When calculating opponents' winning percentage for a given team, games against that team are not included. However, the opponents' opponents' percentage is simply calculated by averaging the "opponents' percentage" (as specified above), which subtracts games against the intermediate team but not those against the initial team. That is to say, if Vij is the number of times team i has beaten team j, Nij=Vij+Vji is the number of times they've played, Vi=∑jVij is the total number of wins for team i and Ni=∑jNij is the total number of games they've played, then team i's RPI is given by
0.35*Vi/Ni + 0.50 *
∑j(Nij/Ni)*(Vj-Vji)/(Nj-Nji)
+ 0.15 * ∑j (Nij/Ni)*∑k(Njk/Nj)*(Vk-Vkj)/(Nk-Nkj)
If a team with a losing record earns an automatic berth by winning its conference tournament, they are considered a TUC for all calculations.
When comparing two teams, their head-to-head games are subtracted from each team's record against Teams Under Consideration. I.e., in the comparison between team A and team B, this criterion actually compares team A's record against all TUCs except team B to team B's record against all TUCs except team A.
Since head-to-head games are not included in records vs common opponents (after all, no team plays itself), one should be careful using conference record as a starting point for record against common opponents when the two teams are in the same conference.
The observant reader will have noticed that I say PWR stands for "pairwise rating", while USCHO uses the term "pairwise ranking". The way I see it, since the PWR is the number of comparisons that a team wins, it's not actually a ranking.

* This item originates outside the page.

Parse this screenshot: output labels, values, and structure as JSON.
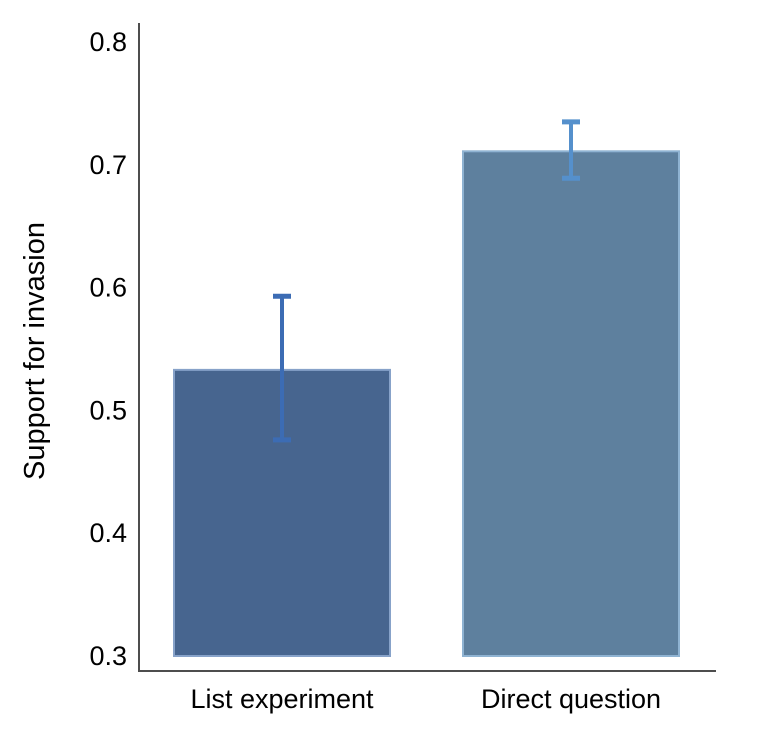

If there are 24 Teams Under Consideration, a team which wins comparisons with the other 23 teams has a PWR of 23, while its ranking according to the PWR would be 1.
Contrary to some opinions expressed on HOCKEY-L, I consider KRACH a superior rating system to RPI not because its harsh judgement of the MAAC teams last year agrees with some preconceived ideas of the conference's weakness, but because it is demostrably more precise and efficient at doing what RPI was designed to to in the first place. RPI is supposed to judge the strength of a team's performance by combining its winning percentage with its strength of schedule. The problem, in large part, is that the notions of "strength" are not the same. Strength, as defined by the Ratings Percentage Index, is seven parts winning percentage, ten parts opponents' winning percentage and three parts opponents' opponents' winning percentage. On the other hand, the strength-of-schedule which is part of the RPI is effectively ten parts winning percentage and only three parts opponents' winning percentage. This means that while RPI tries to correct for a team playing an unusually weak or strong schedule, it assumes that the winning percentages of that team's opponents are, on average, accurate indicators of their strengths, and does not do much to correct for them. In a case where a group of teams is predominantly playing one another, that assumption will not be valid if all the teams in the group are weaker than average. On the other hand, the Bradley-Terry method, upon which KRACH is based, requires ratings to satisfy the self-consistent set of equations, in which the rating of each team is related to their winning percentage and the ratings of their opponents. In the face of this kind of "feedback", the relative strength of two almost-but-not-quite completely "insular" groups of team will be established by whatever basis for comparison exists, such as the MAAC performance against the Independents in their first season.